Talrijke voorbeelden uit meerdere landen in Europa laten zien dat in het wild levende diersoorten voor toerisme kunnen worden benut. Bijvoorbeeld, in het Duitse Wendland en de Lausitz worden georganiseerde wandel- en fietstochten in wolvengebieden aangeboden. Restauranthouders komen daar met zogenaamde wolf-menu’s, waarbij het restaurantbezoek gecombineerd wordt met bijvoorbeeld een literaire lezing over de wolf. Ook in andere landen is wildtoerisme in opkomst. 

Een voor de sport gedode premiewolf (Spanje, 2018).

In Spanje zijn stedelingen bereid flink te betalen om inheemse dieren in het wild te kunnen zien. In dit land, waar wolven nog steeds voor enkele duizenden euro’s per dier geschoten mogen worden, heeft men uitgerekend dat een levende wolf desondanks meer opbrengt dan een dode. Het wordt tijd dat wij uitzoeken of dat ook geldt voor de wilde dieren die in ons landschap terugkeren.
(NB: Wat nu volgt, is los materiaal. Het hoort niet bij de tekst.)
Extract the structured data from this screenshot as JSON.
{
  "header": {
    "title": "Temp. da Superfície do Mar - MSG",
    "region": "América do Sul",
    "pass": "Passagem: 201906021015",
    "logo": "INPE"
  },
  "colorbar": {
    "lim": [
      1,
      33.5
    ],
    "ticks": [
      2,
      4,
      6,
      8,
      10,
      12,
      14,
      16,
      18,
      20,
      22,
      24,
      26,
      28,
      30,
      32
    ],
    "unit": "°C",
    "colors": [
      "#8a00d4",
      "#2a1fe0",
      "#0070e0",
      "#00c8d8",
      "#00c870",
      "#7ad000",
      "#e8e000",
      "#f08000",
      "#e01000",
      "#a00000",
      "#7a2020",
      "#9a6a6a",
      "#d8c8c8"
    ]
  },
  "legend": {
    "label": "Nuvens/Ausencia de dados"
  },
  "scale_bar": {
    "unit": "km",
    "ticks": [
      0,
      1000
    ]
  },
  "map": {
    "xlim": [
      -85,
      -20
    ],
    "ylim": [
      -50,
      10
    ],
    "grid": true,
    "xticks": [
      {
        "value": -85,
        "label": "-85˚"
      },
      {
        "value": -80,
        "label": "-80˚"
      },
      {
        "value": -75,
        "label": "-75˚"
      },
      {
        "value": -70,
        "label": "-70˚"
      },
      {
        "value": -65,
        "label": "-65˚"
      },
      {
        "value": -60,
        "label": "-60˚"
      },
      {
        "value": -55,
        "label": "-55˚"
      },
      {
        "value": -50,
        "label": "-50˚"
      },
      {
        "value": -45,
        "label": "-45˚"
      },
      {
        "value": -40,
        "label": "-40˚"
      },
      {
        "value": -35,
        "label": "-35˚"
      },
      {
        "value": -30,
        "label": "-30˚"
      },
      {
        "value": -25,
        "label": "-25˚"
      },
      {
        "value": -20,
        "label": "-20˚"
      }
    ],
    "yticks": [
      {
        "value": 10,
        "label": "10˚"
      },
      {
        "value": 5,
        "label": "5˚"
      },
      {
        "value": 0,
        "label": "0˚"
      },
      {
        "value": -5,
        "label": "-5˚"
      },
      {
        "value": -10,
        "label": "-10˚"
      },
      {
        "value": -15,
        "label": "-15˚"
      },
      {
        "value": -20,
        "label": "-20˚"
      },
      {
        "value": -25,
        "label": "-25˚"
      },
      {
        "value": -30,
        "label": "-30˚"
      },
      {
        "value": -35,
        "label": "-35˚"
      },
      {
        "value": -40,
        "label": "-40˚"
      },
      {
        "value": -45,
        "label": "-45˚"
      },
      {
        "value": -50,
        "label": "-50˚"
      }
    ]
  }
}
* Alfons Uijtewaal en Margarita Amador zijn medewerkers van Stichting Huize Aarde. Zij hebben studiereizen ondernomen door Oost-Duitsland, waar de wolf enkele decennia geleden de opmars richting West-Europa ondernam, en door Noord-Spanje waar de wolf en andere grote dieren nooit uit het landschap verdwenen. Ook waren zij initiatiefnemers van een Duits-Nederlands Interreg samenwerkingsproject rond de terugkeer van de wolf.